Permeability of bone scaffold with different pore geometries based on CFD simulation

Abstract

Scaffold plays a significant role in promoting cells proliferation and differentiation in bone regeneration. Permeability is one of the factors that affect the function as it is able to extract waste and supply nutrients or oxygen. The aim of this study was to design different pore shapes and to simulate its fluid model in order to predict permeability value of the scaffold. There were few steps in this project which were scaffold design, fluid simulation analysis and permeability calculation. Three different pore shapes were designed, which were circle, triangle, and hexagon by using the Solidworks software. Each scaffold was designed by the combination of three unit cells. Then, Computational Fluid Dynamics (CFD) simulation in the Ansys Fluent software was conducted to obtain the pressure drop from the pressure distribution within the pores.

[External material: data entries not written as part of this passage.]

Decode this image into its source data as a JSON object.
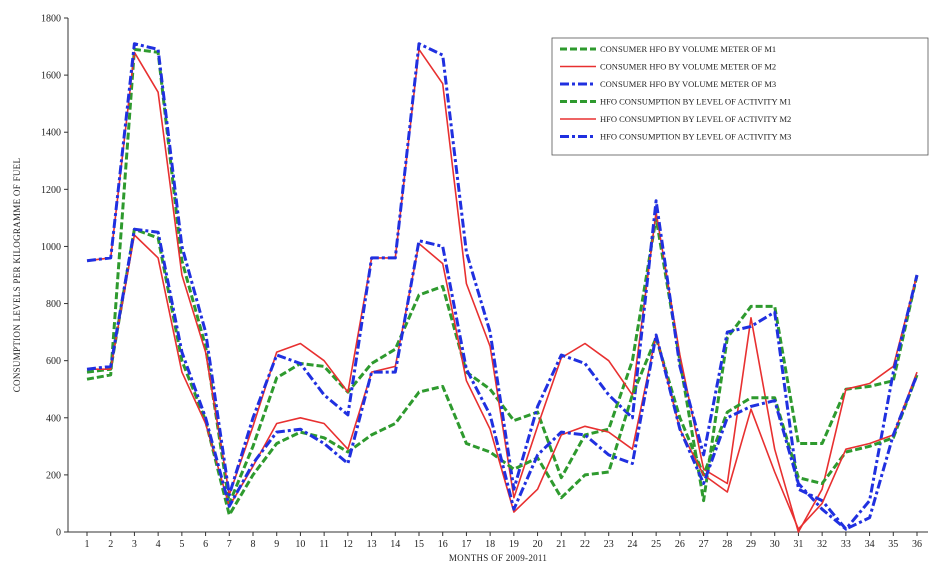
{
  "chart_data": {
    "type": "line",
    "title": "",
    "xlabel": "MONTHS OF 2009-2011",
    "ylabel": "CONSUMPTION LEVELS PER KILOGRAMME OF FUEL",
    "ylim": [
      0,
      1800
    ],
    "yticks": [
      0,
      200,
      400,
      600,
      800,
      1000,
      1200,
      1400,
      1600,
      1800
    ],
    "categories": [
      "1",
      "2",
      "3",
      "4",
      "5",
      "6",
      "7",
      "8",
      "9",
      "10",
      "11",
      "12",
      "13",
      "14",
      "15",
      "16",
      "17",
      "18",
      "19",
      "20",
      "21",
      "22",
      "23",
      "24",
      "25",
      "26",
      "27",
      "28",
      "29",
      "30",
      "31",
      "32",
      "33",
      "34",
      "35",
      "36"
    ],
    "grid": false,
    "legend_position": "top-right",
    "series": [
      {
        "name": "CONSUMER HFO BY VOLUME METER OF M1",
        "color": "#2e9a2e",
        "style": "dashed",
        "values": [
          535,
          550,
          1690,
          1680,
          950,
          650,
          100,
          300,
          540,
          590,
          580,
          490,
          590,
          640,
          830,
          860,
          560,
          500,
          390,
          420,
          190,
          340,
          360,
          600,
          1100,
          600,
          110,
          680,
          790,
          790,
          310,
          310,
          500,
          510,
          530,
          900
        ]
      },
      {
        "name": "CONSUMER HFO BY VOLUME METER OF M2",
        "color": "#e83030",
        "style": "solid",
        "values": [
          950,
          960,
          1680,
          1540,
          900,
          630,
          130,
          370,
          630,
          660,
          600,
          490,
          960,
          960,
          1690,
          1570,
          870,
          650,
          120,
          370,
          610,
          660,
          600,
          480,
          1120,
          620,
          220,
          170,
          750,
          290,
          0,
          150,
          500,
          520,
          580,
          900
        ]
      },
      {
        "name": "CONSUMER HFO BY VOLUME METER OF M3",
        "color": "#2030e0",
        "style": "dashdot",
        "values": [
          950,
          960,
          1710,
          1690,
          1000,
          700,
          130,
          400,
          620,
          590,
          480,
          410,
          960,
          960,
          1710,
          1670,
          980,
          700,
          150,
          440,
          620,
          590,
          480,
          400,
          1160,
          580,
          270,
          700,
          720,
          770,
          150,
          110,
          10,
          110,
          560,
          900
        ]
      },
      {
        "name": "HFO CONSUMPTION BY LEVEL OF ACTIVITY M1",
        "color": "#2e9a2e",
        "style": "dashed",
        "values": [
          560,
          570,
          1060,
          1030,
          600,
          390,
          60,
          200,
          310,
          350,
          330,
          280,
          340,
          380,
          490,
          510,
          310,
          280,
          220,
          260,
          120,
          200,
          210,
          480,
          680,
          400,
          200,
          420,
          470,
          470,
          190,
          170,
          280,
          300,
          330,
          550
        ]
      },
      {
        "name": "HFO CONSUMPTION BY LEVEL OF ACTIVITY M2",
        "color": "#e83030",
        "style": "solid",
        "values": [
          570,
          570,
          1040,
          960,
          560,
          380,
          90,
          230,
          380,
          400,
          380,
          290,
          560,
          580,
          1010,
          940,
          530,
          360,
          70,
          150,
          340,
          370,
          350,
          290,
          690,
          360,
          200,
          140,
          430,
          210,
          10,
          100,
          290,
          310,
          340,
          560
        ]
      },
      {
        "name": "HFO CONSUMPTION BY LEVEL OF ACTIVITY M3",
        "color": "#2030e0",
        "style": "dashdot",
        "values": [
          570,
          580,
          1060,
          1050,
          630,
          400,
          90,
          240,
          350,
          360,
          310,
          240,
          560,
          560,
          1020,
          1000,
          570,
          410,
          80,
          270,
          350,
          340,
          270,
          240,
          690,
          360,
          170,
          400,
          440,
          460,
          170,
          80,
          10,
          50,
          340,
          550
        ]
      }
    ]
  }
}
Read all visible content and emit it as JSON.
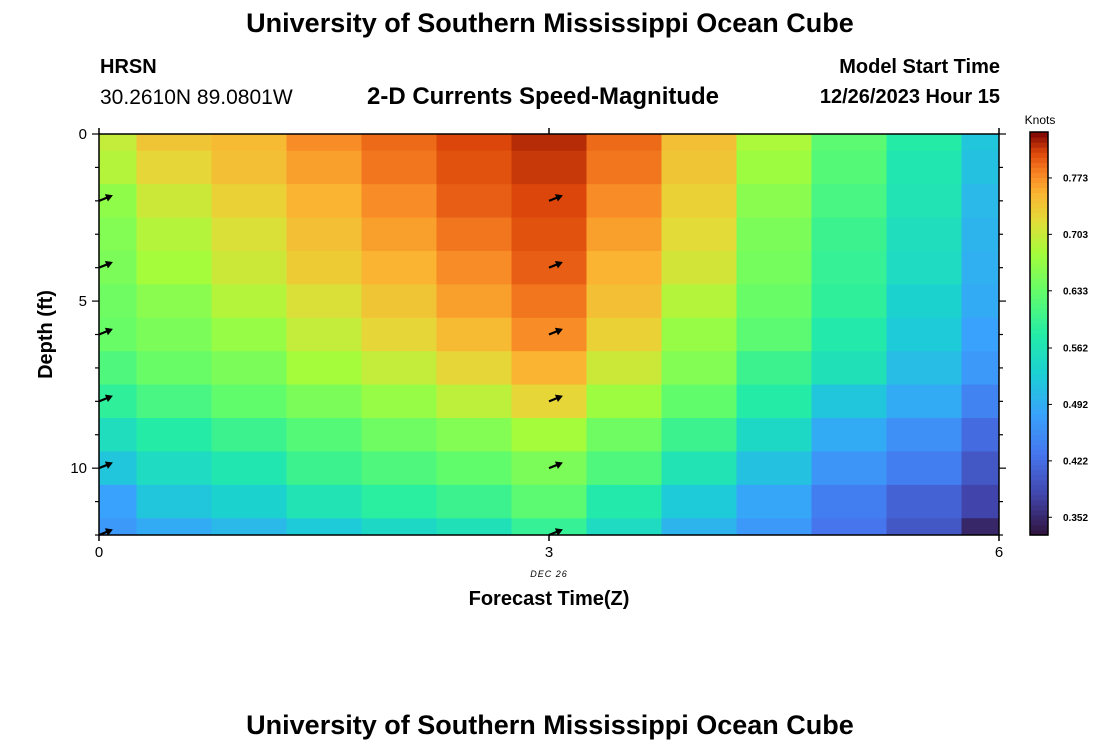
{
  "header": {
    "title": "University of Southern Mississippi Ocean Cube",
    "station": "HRSN",
    "coords": "30.2610N  89.0801W",
    "subtitle": "2-D Currents Speed-Magnitude",
    "model_start_label": "Model Start Time",
    "model_start_value": "12/26/2023 Hour 15"
  },
  "footer": {
    "title": "University of Southern Mississippi Ocean Cube"
  },
  "chart_data": {
    "type": "heatmap",
    "xlabel": "Forecast Time(Z)",
    "ylabel": "Depth (ft)",
    "x_ticks": [
      0,
      3,
      6
    ],
    "y_ticks": [
      0,
      5,
      10
    ],
    "x_date_label": "DEC 26",
    "xlim": [
      0,
      6
    ],
    "ylim": [
      0,
      12
    ],
    "x_centers": [
      0.0,
      0.5,
      1.0,
      1.5,
      2.0,
      2.5,
      3.0,
      3.5,
      4.0,
      4.5,
      5.0,
      5.5,
      6.0
    ],
    "y_centers": [
      0,
      1,
      2,
      3,
      4,
      5,
      6,
      7,
      8,
      9,
      10,
      11,
      12
    ],
    "values": [
      [
        0.7,
        0.74,
        0.75,
        0.775,
        0.79,
        0.805,
        0.815,
        0.79,
        0.745,
        0.685,
        0.625,
        0.58,
        0.52
      ],
      [
        0.69,
        0.725,
        0.745,
        0.765,
        0.785,
        0.8,
        0.81,
        0.785,
        0.74,
        0.675,
        0.62,
        0.57,
        0.515
      ],
      [
        0.665,
        0.705,
        0.73,
        0.755,
        0.775,
        0.795,
        0.805,
        0.775,
        0.73,
        0.66,
        0.61,
        0.565,
        0.505
      ],
      [
        0.655,
        0.69,
        0.715,
        0.745,
        0.765,
        0.785,
        0.8,
        0.765,
        0.72,
        0.65,
        0.6,
        0.555,
        0.5
      ],
      [
        0.65,
        0.68,
        0.705,
        0.735,
        0.755,
        0.775,
        0.795,
        0.755,
        0.71,
        0.645,
        0.595,
        0.55,
        0.495
      ],
      [
        0.64,
        0.66,
        0.69,
        0.715,
        0.74,
        0.765,
        0.785,
        0.745,
        0.69,
        0.635,
        0.59,
        0.535,
        0.49
      ],
      [
        0.635,
        0.65,
        0.67,
        0.7,
        0.725,
        0.75,
        0.775,
        0.73,
        0.67,
        0.625,
        0.575,
        0.525,
        0.48
      ],
      [
        0.615,
        0.635,
        0.65,
        0.68,
        0.7,
        0.725,
        0.755,
        0.705,
        0.655,
        0.6,
        0.56,
        0.51,
        0.47
      ],
      [
        0.59,
        0.61,
        0.63,
        0.65,
        0.67,
        0.695,
        0.725,
        0.675,
        0.63,
        0.58,
        0.52,
        0.49,
        0.445
      ],
      [
        0.555,
        0.58,
        0.6,
        0.62,
        0.64,
        0.655,
        0.68,
        0.64,
        0.6,
        0.545,
        0.49,
        0.46,
        0.42
      ],
      [
        0.52,
        0.55,
        0.57,
        0.6,
        0.615,
        0.63,
        0.65,
        0.615,
        0.565,
        0.515,
        0.465,
        0.44,
        0.4
      ],
      [
        0.48,
        0.52,
        0.535,
        0.565,
        0.585,
        0.6,
        0.625,
        0.575,
        0.525,
        0.485,
        0.44,
        0.41,
        0.38
      ],
      [
        0.47,
        0.49,
        0.505,
        0.525,
        0.545,
        0.56,
        0.595,
        0.55,
        0.5,
        0.47,
        0.43,
        0.4,
        0.35
      ]
    ],
    "arrows": {
      "x": [
        0,
        3
      ],
      "depths": [
        2,
        4,
        6,
        8,
        10,
        12
      ]
    },
    "colorbar": {
      "units": "Knots",
      "ticks": [
        0.352,
        0.422,
        0.492,
        0.562,
        0.633,
        0.703,
        0.773
      ],
      "range": [
        0.33,
        0.83
      ]
    }
  }
}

The permeability of scaffold was obtained by applying Darcy's permeability formula at inlet velocity of 0.001 m/s, 0.01 m/s and 0.1 m/s. Based on the calculation, the permeability for hexagon pore shape were 3.96691x10-07 m2, 3.52 x10- 07 and 1.92 x10-07 for 0.001 m/s, 0.01 m/s and 0.1 m/s inlet velocity, respectively. Therefore, by increasing the inlet velocities, permeability decreased for all types of scaffolds. Furthermore. hexagon pore shape showed the highest permeability value when compared with triangle and circle’s pore shape. Nevertheless, all pore shapes demonstrated permeability values that within the range of natural bone permeability.